8 Secrets for Using LinkedIn to Land Your Next Job
Career advancement in the 21st century looks drastically different than it did even a decade ago. Climbing the proverbial corporate ladder isn’t as much of an option as organizations outsource, offshore and flatten their hierarchies. Instead, you have to continually develop your personal suite of skills by taking lateral moves, and sometimes steps backwards, that help you move towards the fulfillment of your larger personal mission. There are thousands of online portals that allow you to look for meaningful work, but the most important piece of professional online real estate you can have is a LinkedIn profile. Here are eight (8) insider tips to ensure your profile is robust and noticed daily.
1. 85% of Job Opportunities Come Out of 2nd Level Connections – A LinkedIn employee shared the research at an event I attended recently. I encourage you to review your connections’ profiles, learn about who they’re connected to and ask for appropriate introductions. There is a high probability that your connection’s connection will help you land your next job.

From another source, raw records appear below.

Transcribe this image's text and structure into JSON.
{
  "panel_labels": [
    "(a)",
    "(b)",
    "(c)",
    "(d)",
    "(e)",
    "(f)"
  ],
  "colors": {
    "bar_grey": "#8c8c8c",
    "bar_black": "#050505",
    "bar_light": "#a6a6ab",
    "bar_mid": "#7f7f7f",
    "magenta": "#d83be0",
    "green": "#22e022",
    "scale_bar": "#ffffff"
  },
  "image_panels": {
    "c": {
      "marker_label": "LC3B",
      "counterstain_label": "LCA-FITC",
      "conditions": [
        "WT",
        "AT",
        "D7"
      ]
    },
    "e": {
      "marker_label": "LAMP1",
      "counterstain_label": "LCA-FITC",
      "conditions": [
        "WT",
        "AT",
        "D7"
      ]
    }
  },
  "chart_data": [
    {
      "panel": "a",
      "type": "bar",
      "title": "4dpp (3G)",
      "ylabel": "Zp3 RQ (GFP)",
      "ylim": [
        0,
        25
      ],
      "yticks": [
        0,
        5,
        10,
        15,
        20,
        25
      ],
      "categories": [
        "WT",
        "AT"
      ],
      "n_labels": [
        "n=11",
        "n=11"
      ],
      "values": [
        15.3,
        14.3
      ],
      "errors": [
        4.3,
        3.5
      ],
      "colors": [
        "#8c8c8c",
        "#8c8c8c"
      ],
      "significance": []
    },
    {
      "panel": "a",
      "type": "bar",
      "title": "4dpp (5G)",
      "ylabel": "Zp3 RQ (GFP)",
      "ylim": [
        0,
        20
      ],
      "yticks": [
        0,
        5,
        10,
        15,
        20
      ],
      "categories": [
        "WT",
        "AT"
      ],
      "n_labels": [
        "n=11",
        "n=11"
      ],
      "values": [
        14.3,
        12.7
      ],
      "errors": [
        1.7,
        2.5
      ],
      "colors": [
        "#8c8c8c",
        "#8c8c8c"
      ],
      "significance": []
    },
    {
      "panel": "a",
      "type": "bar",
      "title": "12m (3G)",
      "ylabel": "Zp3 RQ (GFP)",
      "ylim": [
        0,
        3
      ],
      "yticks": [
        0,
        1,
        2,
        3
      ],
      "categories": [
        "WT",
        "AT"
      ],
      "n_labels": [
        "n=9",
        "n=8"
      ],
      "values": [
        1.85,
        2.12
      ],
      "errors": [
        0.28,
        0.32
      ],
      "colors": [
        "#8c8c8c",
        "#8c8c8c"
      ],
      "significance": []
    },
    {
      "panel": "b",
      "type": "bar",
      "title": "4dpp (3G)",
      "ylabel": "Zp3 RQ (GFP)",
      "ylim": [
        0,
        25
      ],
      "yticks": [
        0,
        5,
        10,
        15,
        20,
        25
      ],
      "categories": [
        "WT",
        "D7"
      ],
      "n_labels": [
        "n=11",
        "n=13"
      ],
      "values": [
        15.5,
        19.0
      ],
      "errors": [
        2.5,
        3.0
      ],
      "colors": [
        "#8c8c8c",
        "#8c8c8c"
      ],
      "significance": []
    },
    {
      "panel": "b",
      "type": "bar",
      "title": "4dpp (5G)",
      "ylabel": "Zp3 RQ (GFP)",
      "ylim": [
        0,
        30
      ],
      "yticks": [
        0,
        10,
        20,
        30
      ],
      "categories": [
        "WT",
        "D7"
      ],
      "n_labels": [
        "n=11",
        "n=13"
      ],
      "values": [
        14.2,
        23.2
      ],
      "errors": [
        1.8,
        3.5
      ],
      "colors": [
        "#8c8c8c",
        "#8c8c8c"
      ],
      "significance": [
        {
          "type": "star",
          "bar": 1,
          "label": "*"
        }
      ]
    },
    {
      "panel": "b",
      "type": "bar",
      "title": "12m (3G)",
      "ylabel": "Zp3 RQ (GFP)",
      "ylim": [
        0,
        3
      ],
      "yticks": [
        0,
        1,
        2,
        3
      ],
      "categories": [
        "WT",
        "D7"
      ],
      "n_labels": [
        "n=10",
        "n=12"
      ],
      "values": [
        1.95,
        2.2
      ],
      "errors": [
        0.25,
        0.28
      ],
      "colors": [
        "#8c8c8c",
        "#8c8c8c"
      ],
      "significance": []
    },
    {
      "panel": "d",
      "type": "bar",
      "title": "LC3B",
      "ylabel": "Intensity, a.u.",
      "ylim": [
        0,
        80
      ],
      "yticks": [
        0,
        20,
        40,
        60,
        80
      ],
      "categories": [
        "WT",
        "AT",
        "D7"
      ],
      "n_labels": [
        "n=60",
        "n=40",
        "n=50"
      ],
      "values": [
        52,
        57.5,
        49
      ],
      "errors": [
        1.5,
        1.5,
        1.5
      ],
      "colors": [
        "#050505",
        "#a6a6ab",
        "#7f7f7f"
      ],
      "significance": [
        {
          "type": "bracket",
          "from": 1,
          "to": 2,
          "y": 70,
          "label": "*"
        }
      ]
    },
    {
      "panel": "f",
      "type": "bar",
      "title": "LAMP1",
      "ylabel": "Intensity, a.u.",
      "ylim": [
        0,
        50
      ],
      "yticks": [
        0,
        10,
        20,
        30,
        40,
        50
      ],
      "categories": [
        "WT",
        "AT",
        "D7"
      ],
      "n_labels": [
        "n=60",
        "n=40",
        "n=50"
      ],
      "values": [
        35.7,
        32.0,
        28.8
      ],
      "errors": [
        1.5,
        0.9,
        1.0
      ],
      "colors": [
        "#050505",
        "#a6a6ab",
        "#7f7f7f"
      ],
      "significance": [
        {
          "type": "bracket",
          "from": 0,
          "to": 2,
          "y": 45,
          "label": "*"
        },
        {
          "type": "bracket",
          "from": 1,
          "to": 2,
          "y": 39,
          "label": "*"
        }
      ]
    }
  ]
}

2. Success Patterns of Other People – If you review the profiles of five people that currently hold your ideal job, look back at the progression in their careers to help you craft your story and resume. Attempt to use their keywords or phrases in the development of your resume and LinkedIn profile. The steps in their careers will open your eyes to paths that you may not have considered before.
3. Contact Information Section – At the top of your first level connections’ profiles, you can click on the “Edit Contact Info” button and enter information as though you were keying in into a contact management system. After every interaction with him/her, enter key data like interests, family member names or specific tasks you promised to deliver.

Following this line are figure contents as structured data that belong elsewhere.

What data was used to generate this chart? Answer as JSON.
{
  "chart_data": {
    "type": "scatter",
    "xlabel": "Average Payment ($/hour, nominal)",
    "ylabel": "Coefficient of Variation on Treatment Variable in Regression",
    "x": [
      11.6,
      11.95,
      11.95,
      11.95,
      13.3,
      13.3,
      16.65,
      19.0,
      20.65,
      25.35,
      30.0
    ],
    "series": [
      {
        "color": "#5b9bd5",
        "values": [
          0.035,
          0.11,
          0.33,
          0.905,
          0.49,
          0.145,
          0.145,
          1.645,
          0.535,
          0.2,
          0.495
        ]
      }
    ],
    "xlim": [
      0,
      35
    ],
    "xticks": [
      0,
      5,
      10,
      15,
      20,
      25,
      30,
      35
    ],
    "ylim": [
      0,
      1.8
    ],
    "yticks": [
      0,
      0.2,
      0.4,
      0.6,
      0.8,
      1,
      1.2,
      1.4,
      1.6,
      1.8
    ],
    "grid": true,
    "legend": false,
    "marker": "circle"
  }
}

4. Interests – Near the bottom of your personal profile is an Additional Info section for Interests. When conducting informational interviews, use the person’s interests as a warm opening to break the ice and get a robust conversation going.
5. Your Top 5 Endorsed Skills = Your Personal Brand – There is significant power in how people perceive you. If you are struggling to identify your personal brand message, review your profile to see the top three to five skills that others have endorsed you for. If others perceive you as already having specific strengths, be sure to leverage those ideas in your cover letters, 30-second commercials and when interviewing.
6. Import Your Resume Word for Word – Advanced applicant tracking systems are now allowing you to apply for jobs with your LinkedIn profile. When applying on company websites, you do not have to take the time to upload your text-based resume. Ensuring that your resume and LinkedIn profile are the same also helps to relay a consistent brand message from the perspective of the recruiter.
7. LinkedIn’s Alumni Tool – The new feature is incredibly helpful in seeking out 1st, 2nd and 3rd level connections in a specific geography, company, industry, function or from a particular educational institution. Instead of taking hours to send emails and making phone calls to find someone, you can find connections in your target companies in less than 30 seconds.
8. Create a Connection Acceptance Follow-Up Template – As you meet and connect with more people, it is important to connect with them on LinkedIn as quickly as possible. When your connections accept your LinkedIn invitation, immediately send a response back that includes what you are following up on, mention a shared connection (person or interest) and close with a suggestion for developing a further connection.
Creating a robust LinkedIn profile and then remaining active daily is very important. Without this focus, there is likelihood that you’ll become conversationally irrelevant. You want to be remarkable (worthy of making a remark about) in the eyes of your stakeholders. The above eight (8) tips will help you do just that.
Remember…find a career that you would die for…and then live for it!